Molte persone, totalmente assuefatte alla vita deprivata e miserevole a loro imposta fin dalla nascita dagli obblighi e dai doveri di questa società, lo hanno dipinto come un giorno di tragedia, in cui una città è stata saccheggiata e devastata; altri hanno detto che non era vero, che era stata la polizia a fare una mattanza, picchiando i bravi e lasciando fare ai cattivi. Altri ancora hanno cercato di tenere viva la memoria, appellandosi alla giustizia e legandola solo agli esiti legali dei processi contro polizia e manifestanti.
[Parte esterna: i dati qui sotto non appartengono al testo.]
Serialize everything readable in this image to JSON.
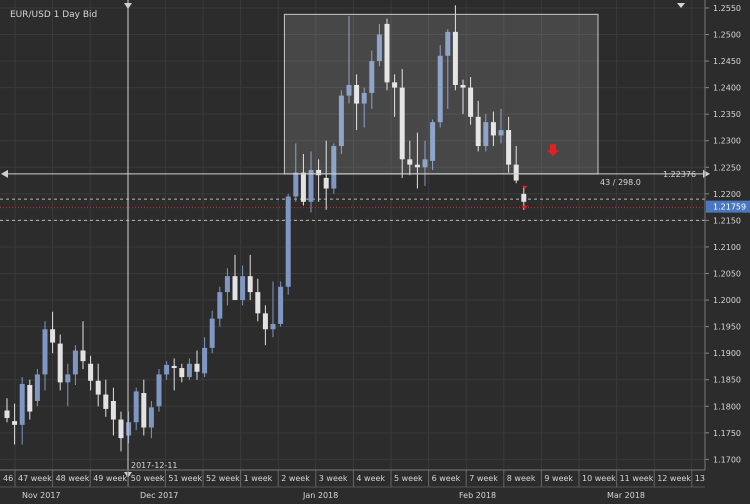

Ma altri ancora, che non scrivono sui giornali e non vanno in tv, hanno vissuto un momento altrettanto importante della tragedia della morte di Carlo, un momento di libertà concreta che ha aperto lo scrigno segreto di quel patrimonio di sensazioni, stimoli e volontà di ribellione che normalmente il dominio totale dei nostri giorni riesce a segregare nel regno astratto e solitario del puro desiderio.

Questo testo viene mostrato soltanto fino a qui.